FREEHOLD — More than 40 kids from over half a dozen school districts in New Jersey are banding together in an effort to end lunch shaming.
Lunch shaming is when kids who can’t pay for school lunch get punished, called out or embarrassed because their parents can’t or don’t pay.
In some cases, lunch shaming may include banning a child from extra curricular activities, like sports or prom.
“It’s a very embarrassing experience. I witnessed it happen to a couple kids and they ran out of the lunch room and started crying,” said one teen.
The children who wrote letters to Governor Phil Murphy all belong to Rays of Hope, a youth group out of Freehold.
“We shouldn’t be penalized for not having enough money,” said Alina Dezoysa, 16.
The children also examined the policies of 10 New Jersey school districts and found that serving an alternate lunch or reporting parents to the Department of Social Services were common practices.
A cover letter to the Governor from Rays of Hope Director Lisa Richardson Hall stated: “Our school districts are basically criminalizing poverty and shaming poor families.”
The kids sent these letters on October 14th and so far they have not heard back.
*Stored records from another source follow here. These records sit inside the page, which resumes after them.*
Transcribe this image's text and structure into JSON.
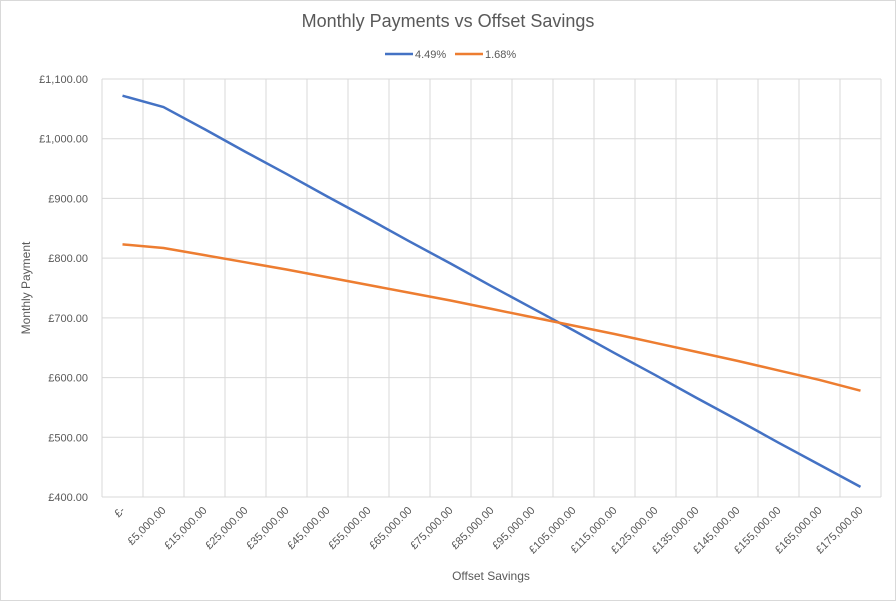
{
  "chart_data": {
    "type": "line",
    "title": "Monthly Payments vs Offset Savings",
    "x_label": "Offset Savings",
    "y_label": "Monthly Payment",
    "categories": [
      "£-",
      "£5,000.00",
      "£15,000.00",
      "£25,000.00",
      "£35,000.00",
      "£45,000.00",
      "£55,000.00",
      "£65,000.00",
      "£75,000.00",
      "£85,000.00",
      "£95,000.00",
      "£105,000.00",
      "£115,000.00",
      "£125,000.00",
      "£135,000.00",
      "£145,000.00",
      "£155,000.00",
      "£165,000.00",
      "£175,000.00"
    ],
    "series": [
      {
        "name": "4.49%",
        "color": "#4472c4",
        "values": [
          1072,
          1053,
          1016,
          978,
          941,
          903,
          866,
          828,
          791,
          753,
          716,
          679,
          641,
          604,
          566,
          529,
          491,
          454,
          417
        ]
      },
      {
        "name": "1.68%",
        "color": "#ed7d31",
        "values": [
          823,
          817,
          805,
          793,
          781,
          768,
          755,
          742,
          729,
          715,
          701,
          687,
          673,
          658,
          643,
          628,
          612,
          596,
          578
        ]
      }
    ],
    "ylim": [
      400,
      1100
    ],
    "yticks": [
      {
        "value": 400,
        "label": "£400.00"
      },
      {
        "value": 500,
        "label": "£500.00"
      },
      {
        "value": 600,
        "label": "£600.00"
      },
      {
        "value": 700,
        "label": "£700.00"
      },
      {
        "value": 800,
        "label": "£800.00"
      },
      {
        "value": 900,
        "label": "£900.00"
      },
      {
        "value": 1000,
        "label": "£1,000.00"
      },
      {
        "value": 1100,
        "label": "£1,100.00"
      }
    ],
    "grid": true,
    "legend": "top"
  }
}
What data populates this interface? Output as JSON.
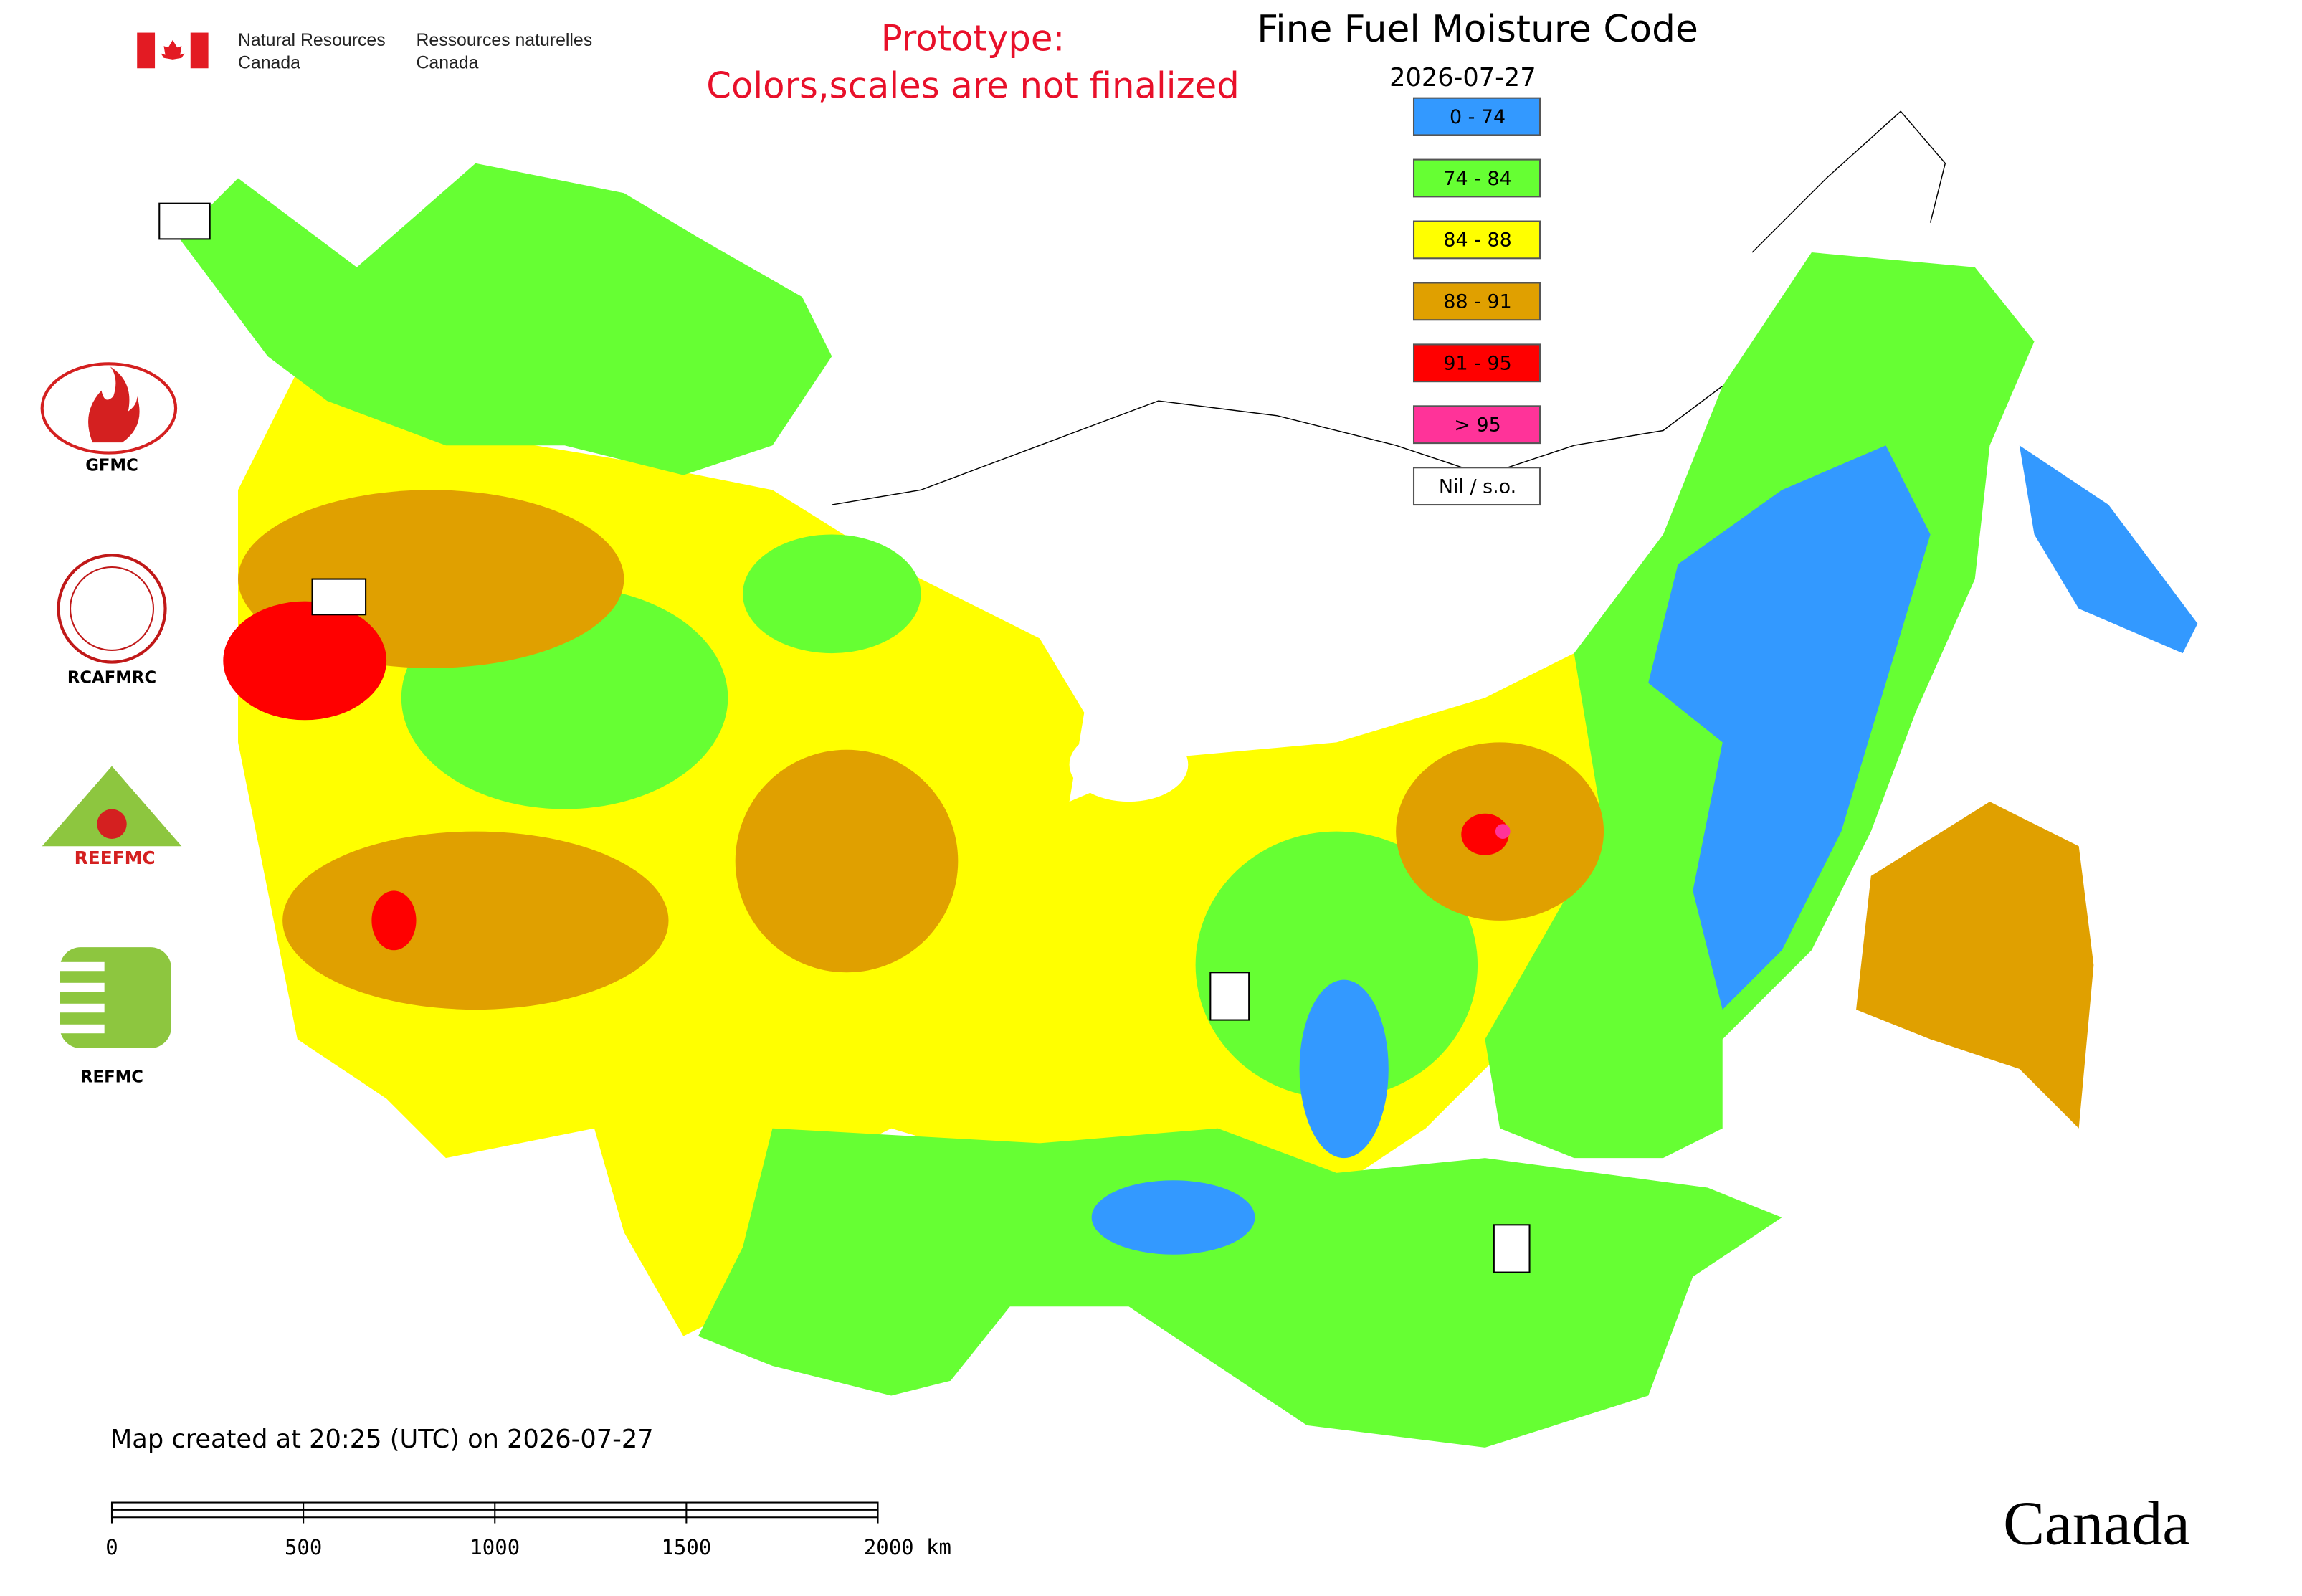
{
  "header": {
    "agency_en": [
      "Natural Resources",
      "Canada"
    ],
    "agency_fr": [
      "Ressources naturelles",
      "Canada"
    ],
    "notice": [
      "Prototype:",
      "Colors,scales are not finalized"
    ]
  },
  "map": {
    "title": "Fine Fuel Moisture Code",
    "date": "2026-07-27",
    "legend": [
      {
        "label": "0 - 74",
        "color": "#3399ff"
      },
      {
        "label": "74 - 84",
        "color": "#66ff33"
      },
      {
        "label": "84 - 88",
        "color": "#ffff00"
      },
      {
        "label": "88 - 91",
        "color": "#e0a000"
      },
      {
        "label": "91 - 95",
        "color": "#ff0000"
      },
      {
        "label": "> 95",
        "color": "#ff3399"
      },
      {
        "label": "Nil / s.o.",
        "color": "#ffffff"
      }
    ],
    "logos": [
      "GFMC",
      "RCAFMRC",
      "REEFMC",
      "REFMC"
    ],
    "footer": "Map created at 20:25 (UTC) on 2026-07-27",
    "scale_bar": [
      "0",
      "500",
      "1000",
      "1500",
      "2000 km"
    ],
    "wordmark": "Canada"
  }
}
One of them also called and requested a face-to-face meeting with the Governor to talk about lunch shaming.
“We’re really hoping we do get a response because it’s a serious topic and a serious issue that a lot of children deal with,” said Sana Doctor-Bentley, 16.
PIX11 also reached out to the Governors office for comment:
“Governor Murphy stands ready to work with the Legislature to protect students from needless shaming or punishment for school lunch debt,” a spokesperson said. “He encourages all districts to avoid policies that are contrary to the mission of providing safe and nurturing environments for children while in school.”